Minideutschland fürs Klima

Bürgerräte sind repräsentativ und wollen die Politik beeinflussen: In Berlin hat ein Gremium seine Forderungen den Koalitionären übergeben, um die Erderhitzung einzudämmen – wie zuvor in Glasgow

„Es ist klar, dass das nicht alles umgesetzt wird“

Rabea Koss, Bürgerrat

Von Enno Schöningh

Sie bezeichnen sich als ein „weitestgehend repräsentatives Minideutschland“. Am Mittwoch hat der Bürgerrat Klima, ein aus 160 zufällig ausgewählten Bür­ge­r*in­nen bestehendes Gremium, seine Forderungen an die Parteien der sich bildenden Koalition in Berlin überreicht.

Im Bürgerrat sitzen Se­nio­r*in­nen, Jugendliche, Hand­wer­ke­r*in­nen oder auch Aka­de­mi­ke­r*in­nen aus ganz Deutschland, auch bezüglich Alter und Wohnort soll die Gruppierung repräsentativ sein. Monatelang haben sie in 12 Onlinesitzungen unter wissenschaftlicher Begleitung über 80 Empfehlungen erarbeitet, damit Deutschland sich in Richtung der Vorgaben des Pariser Klimaschutzabkommens begeben kann. Das Ziel, die Erderhitzung möglichst nicht über 1,5 Grad steigen zu lassen, solle künftig oberste Priorität bei allen politischen Entscheidungen der Ampelkoalition haben.

Der Rat fordert 120 Stundenkilometer Tempolimit auf Autobahnen und 80 auf Landstraßen und 100 Prozent Ökostrom bis 2035. Oder dass 2 Prozent der Landesfläche für Windparks reserviert werden sollen. Außerdem wird gefordert, dass ein CO2-Preis als „verbindliches Instrument“ sozial ausgestaltet sein muss. Weiter, dass die Infrastruktur für Fahrräder massiv ausgebaut und der ÖPNV verbessert und günstiger wird. Autos mit Verbrennermotor sollen spätestens im Jahr 2030 nicht mehr zugelassen werden.

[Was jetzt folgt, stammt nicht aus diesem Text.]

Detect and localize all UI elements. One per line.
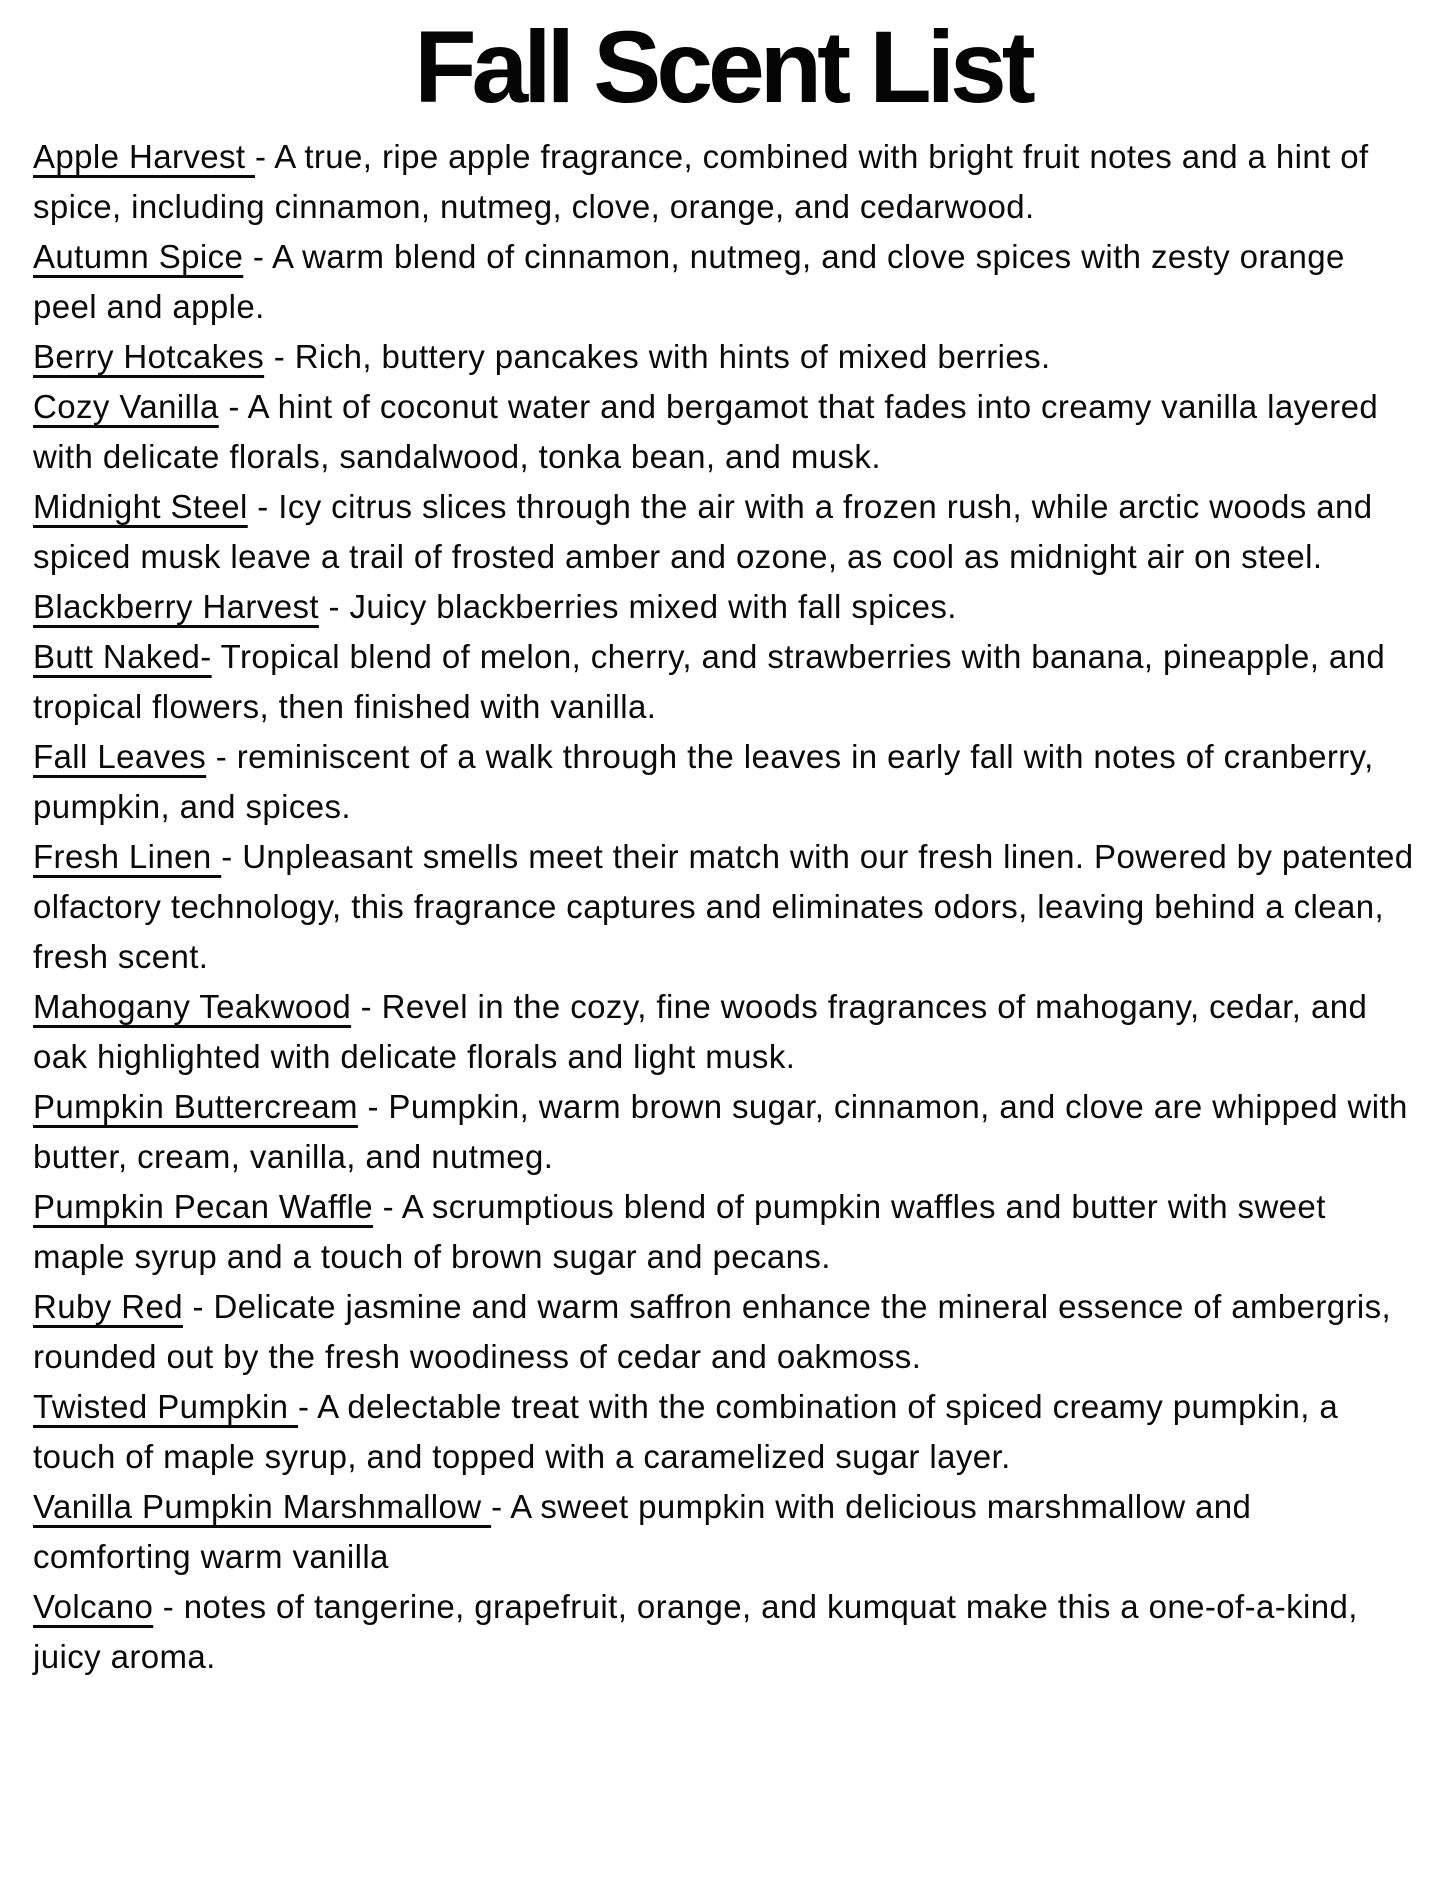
scent-entry — [33, 582, 1417, 632]
scent-separator: - — [218, 388, 248, 425]
scent-name: Apple Harvest — [33, 138, 256, 175]
scent-entry — [33, 482, 1417, 582]
scent-description: A scrumptious blend of pumpkin waffles and butter with sweet maple syrup and a touch of brown sugar and pecans. — [33, 1188, 1326, 1275]
scent-name: Pumpkin Pecan Waffle — [33, 1188, 373, 1225]
scent-description: notes of tangerine, grapefruit, orange, and kumquat make this a one-of-a-kind, juicy aroma. — [33, 1588, 1358, 1675]
scent-name: Vanilla Pumpkin Marshmallow — [33, 1488, 492, 1525]
scent-separator: - — [298, 1388, 318, 1425]
scent-separator: - — [357, 1088, 389, 1125]
page-title: Fall Scent List — [414, 10, 1031, 124]
scent-entry — [33, 1382, 1417, 1482]
scent-description: Unpleasant smells meet their match with our fresh linen. Powered by patented olfactory technology, this fragrance captures and eliminates odors, leaving behind a clean, fresh scent. — [33, 838, 1414, 975]
scent-description: A warm blend of cinnamon, nutmeg, and clove spices with zesty orange peel and apple. — [33, 238, 1345, 325]
scent-entry — [33, 232, 1417, 332]
scent-description: A sweet pumpkin with delicious marshmallow and comforting warm vanilla — [33, 1488, 1252, 1575]
scent-description: Pumpkin, warm brown sugar, cinnamon, and clove are whipped with butter, cream, vanilla, and nutmeg. — [33, 1088, 1408, 1175]
scent-separator: - — [264, 338, 295, 375]
scent-description: Delicate jasmine and warm saffron enhance the mineral essence of ambergris, rounded out by the fresh woodiness of cedar and oakmoss. — [33, 1288, 1392, 1375]
scent-description: A true, ripe apple fragrance, combined with bright fruit notes and a hint of spice, including cinnamon, nutmeg, clove, orange, and cedarwood. — [33, 138, 1369, 225]
scent-entry — [33, 832, 1417, 982]
scent-name: Fall Leaves — [33, 738, 207, 775]
scent-entry — [33, 1582, 1417, 1682]
scent-separator: - — [351, 988, 382, 1025]
scent-name: Butt Naked- — [33, 638, 212, 675]
scent-name: Cozy Vanilla — [33, 388, 219, 425]
scent-entry — [33, 1182, 1417, 1282]
scent-description: A hint of coconut water and bergamot that fades into creamy vanilla layered with delicate florals, sandalwood, tonka bean, and musk. — [33, 388, 1379, 475]
scent-name: Autumn Spice — [33, 238, 244, 275]
scent-name: Mahogany Teakwood — [33, 988, 352, 1025]
scent-description: reminiscent of a walk through the leaves in early fall with notes of cranberry, pumpkin, and spices. — [33, 738, 1374, 825]
scent-description: Tropical blend of melon, cherry, and strawberries with banana, pineapple, and tropical flowers, then finished with vanilla. — [33, 638, 1386, 725]
scent-separator: - — [182, 1288, 214, 1325]
scent-separator: - — [153, 1588, 184, 1625]
scent-separator: - — [221, 838, 243, 875]
scent-name: Berry Hotcakes — [33, 338, 265, 375]
scent-description: Icy citrus slices through the air with a frozen rush, while arctic woods and spiced musk leave a trail of frosted amber and ozone, as cool as midnight air on steel. — [33, 488, 1373, 575]
scent-name: Midnight Steel — [33, 488, 248, 525]
scent-separator: - — [255, 138, 275, 175]
scent-description: Juicy blackberries mixed with fall spices. — [349, 588, 957, 625]
scent-entry — [33, 332, 1417, 382]
scent-entry — [33, 1282, 1417, 1382]
scent-entry — [33, 732, 1417, 832]
scent-name: Ruby Red — [33, 1288, 183, 1325]
scent-separator: - — [206, 738, 237, 775]
scent-name: Volcano — [33, 1588, 154, 1625]
page — [0, 8, 1445, 1879]
scent-name: Twisted Pumpkin — [33, 1388, 299, 1425]
scent-separator: - — [243, 238, 272, 275]
scent-entry — [33, 132, 1417, 232]
scent-entry — [33, 1482, 1417, 1582]
scent-description: A delectable treat with the combination of spiced creamy pumpkin, a touch of maple syrup, and topped with a caramelized sugar layer. — [33, 1388, 1339, 1475]
scent-name: Blackberry Harvest — [33, 588, 319, 625]
scent-name: Fresh Linen — [33, 838, 222, 875]
scent-description: Rich, buttery pancakes with hints of mixed berries. — [294, 338, 1051, 375]
scent-separator: - — [318, 588, 350, 625]
scent-name: Pumpkin Buttercream — [33, 1088, 358, 1125]
scent-entry — [33, 1082, 1417, 1182]
scent-separator: - — [247, 488, 279, 525]
scent-entry — [33, 382, 1417, 482]
scent-separator — [212, 638, 221, 675]
scent-separator: - — [373, 1188, 402, 1225]
scent-separator: - — [491, 1488, 511, 1525]
scent-entry — [33, 982, 1417, 1082]
scent-list — [0, 132, 1445, 1682]
scent-description: Revel in the cozy, fine woods fragrances of mahogany, cedar, and oak highlighted with delicate florals and light musk. — [33, 988, 1368, 1075]
scent-entry — [33, 632, 1417, 732]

Schirmherr der von einem Verein organisierten und von Stiftungen finanzierten Aktion ist der ehemalige Bundespräsident Horst Köhler. „Das Ergebnis sendet ein klares Signal an die Politik: Unterschätzt die Bürger nicht!“, hatte Köhler gesagt.

„Wir wissen, dass sich die Empfehlungen angeschaut werden, und werden sehen, welche davon es schaffen“, sagt Bürgerratssprecherin Rabea Koss. Die Strategie für den Fall, dass die Vorgaben von der neuen Koalition nicht umgesetzt werden, sei, die kommende Regierung erneut an das 1,5-Grad-Ziel zu erinnern. Doch Koss zeigt sich auch realistisch: Es sei „klar, dass das nicht alles umgesetzt wird“.

Bereits am Montag hatte das internationale Pendant zum deutschen Bürgerrat seine Forderungen im zivilgesellschaftlichen Bereich der UN-Klimakonferenz in Glasgow präsentiert. Die Global Assembly, 100 zufällig ausgesuchte Menschen aus aller Welt, hatten ebenfalls zuvor debattiert, wie die Menschheit die Erde bewohnbar halten kann. Hinter der Vereinigung stecken NGOs, die Vereinten Nationen und einige Regierungen, allen voran Großbritannien.

Die 100 Personen waren in einem mehrstufigen Prozess ausgelost worden. Erst wurden verschiedene Orte festgelegt, die gut über die Welt verteilt liegen. Dann machten sich die In­itia­to­r*in­nen dort nach potenziellen Teil­neh­me­r*in­nen auf die Suche, innerhalb dieser Gruppen entschied das Los.

Neben einem Bekenntnis zum 1,5-Grad-Ziel betont ihre Erklärung vor allem die Kritik an den globalen klimapolitischen Machtverhältnissen. In Artikel 3i werfen die Teilnehmenden den Veranstaltern der Klimakonferenz vor, dass mächtige Staaten und Unternehmen einen unverhältnismäßig hohen Einfluss auf globale klimapolitische Entscheidungsprozesse hätten.

Bür­ge­r:in­nen­rä­te werden weltweit zunehmend als Partizipationsinstrument eingesetzt. Horst Köhler sieht den deutschen Rat als ein „Zeichen gegen die Resignation“. Auch in Großbritannien, Frankreich und Irland gab es bereits Bür­ge­r*in­nen­rä­te zum Klimawandel. Auch sie empfahlen den Regierungen eine progressivere Politik. Umgesetzt wurden die Empfehlungen allerdings selten komplett, denn verbindlich sind die Ergebnisse der Räte nicht.